Neglected tropical diseases

Neglected tropical diseases 2003–2013: A decade of continued progress

Geneva, Switzerland
19 December 2013

Neglected tropical diseases 2003–2013
From vision to reality

Ten years ago, the first historic Berlin meeting initiated changes in WHO’s approach to tackling tropical diseases.

The event, on 10 December 2003, convened experts from many sectors to review existing challenges and devise new ways to address the public-health needs of neglected populations – from a human rights, economic and global perspective.

The outcome of the intense discussions that followed until 2005 resulted in a paradigm shift. This strategic change involved moving away from a traditional disease-centred approach to one responding to the specific health needs of marginalized communities.

The Berlin meeting set the scene for WHO to translate the new approach into policy, and to provide effective and comprehensive solutions to some of the health problems of poor populations.

With the creation of WHO’s Department of Control of Neglected Tropical Diseases in 2005, bold measures were taken to develop a strategic framework for tackling these diseases in a coordinated and integrated way.
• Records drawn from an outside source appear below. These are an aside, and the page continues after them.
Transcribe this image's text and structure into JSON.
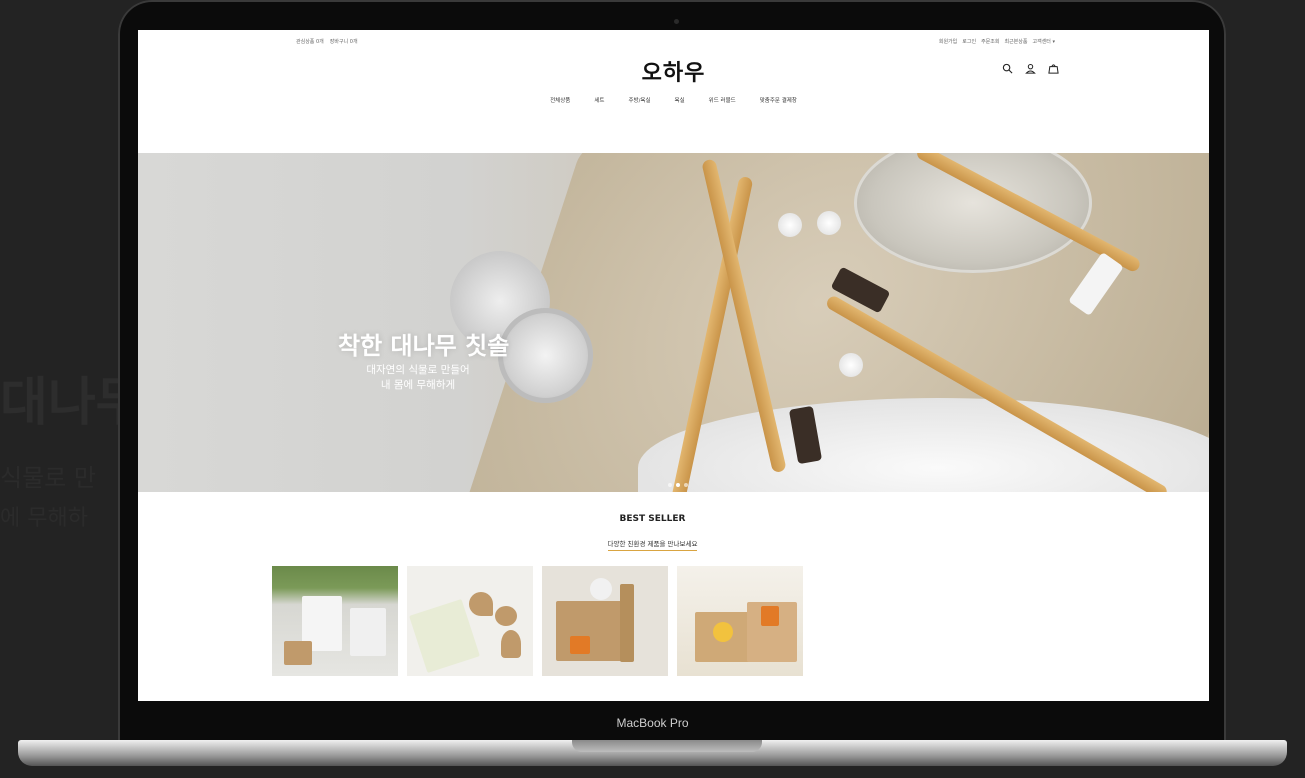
{
  "site": {
    "logo": "오하우",
    "topbar_left": [
      "관심상품 0개",
      "장바구니 0개"
    ],
    "topbar_right": [
      "회원가입",
      "로그인",
      "주문조회",
      "최근본상품",
      "고객센터 ▾"
    ],
    "icons": [
      "search-icon",
      "user-icon",
      "bag-icon"
    ]
  },
  "nav": [
    "전체상품",
    "세트",
    "주방/욕실",
    "욕실",
    "위드 러블드",
    "맞춤주문 결제창"
  ],
  "hero": {
    "title": "착한 대나무 칫솔",
    "subtitle_line1": "대자연의 식물로 만들어",
    "subtitle_line2": "내 몸에 무해하게"
  },
  "best_seller": {
    "title": "BEST SELLER",
    "subtitle": "다양한 친환경 제품을 만나보세요"
  },
  "device": {
    "label": "MacBook Pro"
  },
  "colors": {
    "accent": "#d9a441",
    "bamboo": "#d2a35c"
  }
}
WHO’s approach to overcoming the 17 neglected tropical diseases that thrive mainly among poor populations and frustrate the achievement of the health-related United Nations Millennium Development Goals relies on five public health strategies:

  • preventive chemotherapy – the large-scale delivery of single-dose, quality-assured medicines, either alone or in combination, provided free of charge and at regular intervals to prevent selected diseases;
  • innovative and intensified disease management – controlling through case management the diseases that are difficult to diagnose and treat, and which in most cases trigger severe clinical manifestations and complications;
  • vector control and pesticide management – the safe and judicious management of public-health pesticides to achieve vector control through integrated vector management;
  • safe drinking-water, basic sanitation and hygiene services, and education – the prioritization of improved sanitation combined with the delivery of preventive chemotherapy and health education to sustain reductions in prevalence of many of these diseases;
  • zoonotic disease management – the application of veterinary sciences and interventions to protect and improve human health (also referred to as veterinary public health).

Over the years, WHO has accumulated evidence to show that the burden caused by these diseases can be effectively controlled and, in some cases, eliminated or even eradicated.
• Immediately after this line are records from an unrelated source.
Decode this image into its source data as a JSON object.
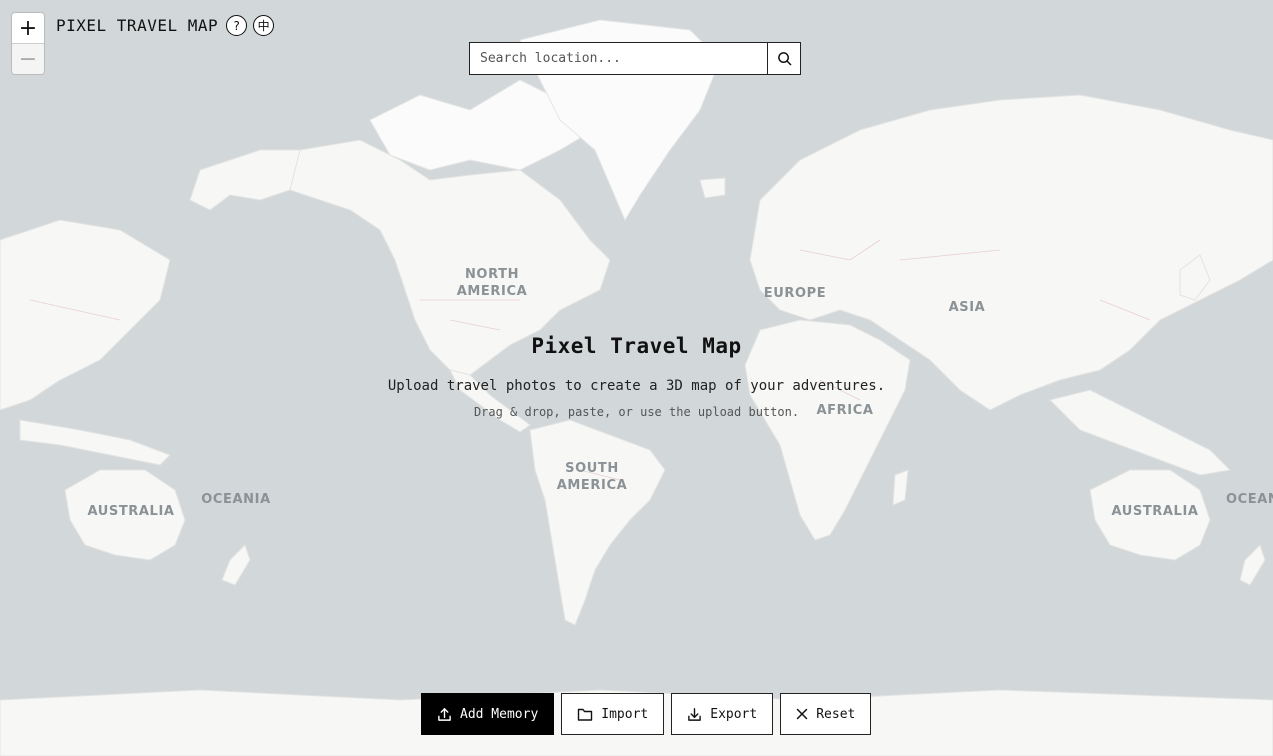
{
  "app": {
    "title": "PIXEL TRAVEL MAP",
    "help_glyph": "?",
    "language_glyph": "中"
  },
  "zoom": {
    "in_label": "+",
    "out_label": "−"
  },
  "search": {
    "placeholder": "Search location...",
    "value": ""
  },
  "map": {
    "continent_labels": {
      "north_america_1": "NORTH",
      "north_america_2": "AMERICA",
      "south_america_1": "SOUTH",
      "south_america_2": "AMERICA",
      "europe": "EUROPE",
      "asia": "ASIA",
      "africa": "AFRICA",
      "australia_west": "AUSTRALIA",
      "oceania_west": "OCEANIA",
      "australia_east": "AUSTRALIA",
      "oceania_east": "OCEAN"
    }
  },
  "empty_state": {
    "title": "Pixel Travel Map",
    "subtitle": "Upload travel photos to create a 3D map of your adventures.",
    "hint": "Drag & drop, paste, or use the upload button."
  },
  "toolbar": {
    "add_memory": "Add Memory",
    "import": "Import",
    "export": "Export",
    "reset": "Reset"
  },
  "icons": {
    "search": "search-icon",
    "upload": "upload-icon",
    "folder": "folder-icon",
    "download": "download-icon",
    "close": "close-icon",
    "help": "help-icon",
    "language": "language-icon"
  },
  "colors": {
    "ocean": "#d2d8da",
    "land": "#f7f7f6",
    "primary_button": "#000000"
  }
}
A meeting of WHO’s global partners on neglected tropical diseases in Geneva in 2007 marked a turning point: it resulted in increased commitment and engagement from Member States of endemic countries and the pharmaceutical industry, and in expanded collaboration among partners.

In October 2010, WHO published its first report on neglected tropical diseases, highlighting their adverse impacts on health and the successes of Member States in overcoming them through collaboration with the private sector and other partners. These initial successes have led to increased donations of essential medicines by industry, enabling countries to scale up interventions.

In January 2012, WHO published a roadmap for implementation detailing its vision for prevention, control, elimination and eradication. Inspired by this roadmap, a community of partners comprising heads of global health organizations, donors, politicians and pharmaceutical industry leaders endorsed the London Declaration on Neglected Tropical Diseases at a meeting in London, United Kingdom.

The roadmap makes clear that prevention and control of neglected tropical diseases form an integral part of universal health coverage, which prioritizes the public-health needs of poor people and delivers interventions through appropriate technology at sustainable cost.

In January 2013, WHO published its second report on neglected tropical diseases, which outlines the unprecedented progress made since 2010 through renewed momentum that has shifted the world closer to eliminating many of these conditions.

In May 2013, the World Health Assembly adopted a comprehensive resolution on all 17 neglected tropical diseases, urging Member States to inter alia:

  • ensure country ownership of prevention, control, elimination and eradication programmes;
  • expand and implement interventions and advocate for predictable, long-term international financing for activities related to control and capacity strengthening;
  • integrate control programmes into primary health-care services and existing programmes;
  • ensure optimal programme management and implementation;
  • achieve and maintain universal access to interventions and reach the targets of the roadmap.

Of the 17 neglected tropical diseases, two are targeted for eradication (dracunculiasis by 2015 and yaws by 2020) and four for elimination (blinding trachoma, human African trypanosomiasis, leprosy and lymphatic filariasis by 2020).

WHO is currently estimating the costs associated with expansion of implementation activities in order to anticipate the funding that will be needed to achieve the roadmap’s targets.

1Buruli ulcer disease, Chagas disease, taeniasis/cysticercosis, dengue, dracunculiasis (guinea-worm disease), echinococcosis, endemic treponematoses, foodborne trematodiases, human African trypanosomiasis (sleeping sickness), the Leishmaniases, leprosy, lymphatic filariasis, onchocerciasis (river blindness), rabies, schistosomiasis (bilharzia), trachoma and soil-transmitted helminthiases.